Middle Eastern Nations Plan Submarine Cable
     An underwater cable line to connect the Iraq, Saudi Arabia and the United Arab Emirates is set for completion by the end of the year, according to the Emirates Telecommunications Corporation, which is known as ETISALAT.
     ETISALAT, the Iraqi Telecommunications and Post Company, and the Saudi Telecom Company signed a construction agreement last week, laying the groundwork for the first fiber-optic submarine cable ever to land in Iraq. The three telecom operators signed a pact in June 2005 to build the advanced fiber-optic gulf cables.
     The 932-mile system, which will be capable of transferring data at 80 gigabits per second, will initially link the Al Basra province in Iraq, Saudi Arabia and the eastern cost of the UAE, according to ETISALAT. It later could be extended to other gulf nations, reaching 1,367 miles.
     The cable "will bring with it international connectivity to Iraq and aid in modernizing the Iraqi network," Khazzal Hasan Mahdi, director general of the Iraqi telecom company, said in a statement.

Brain Drain No More
     The labor tide is turning in India's favor as educated Indians return to join the nation's information technology workforce, India's minister of commerce and industry said last week.
     Shri Kamal Nath, who spoke at the CII Partnership Summit in Kolkata, said India is reaping the benefits of globalization and is on the verge of creating an economic paradigm. In addition to luring its native population home to build corporations, India also is attracting greater foreign investment. Nath noted that there is a "reverse brain drain" under way in India, with foreign-born workers returning from abroad to work in the IT industry.
     Foreign investment in India rose to $6 billion in 2005, up from $5.3 billion previous year, according to a U.N. Conference on Trade and Development report.
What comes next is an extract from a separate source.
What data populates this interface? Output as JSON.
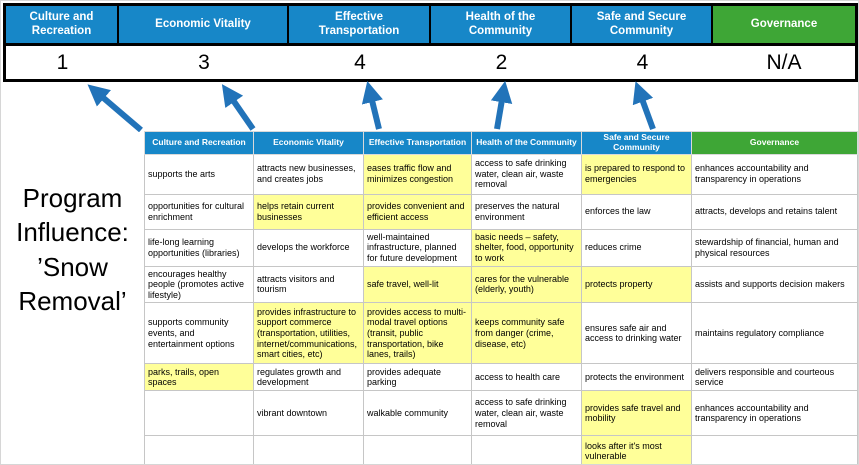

In December, Microsoft announced plans to invest $1.7 billion in India over the next four years. Intel also expects to invest $1 billion over five years, with much of it going toward improving the firm's research and development operations. India boasts $140 billion in foreign exchange deposits.
     Nath further recognized the communist state of West Bengal for becoming an investment destination for foreign investors. "West Bengal is not alone in this 'great leap forward,'" he said. "Huge swathes of India, even states that have been traditionally been [viewed] as backward, are now in the race to attract investment and fuel growth."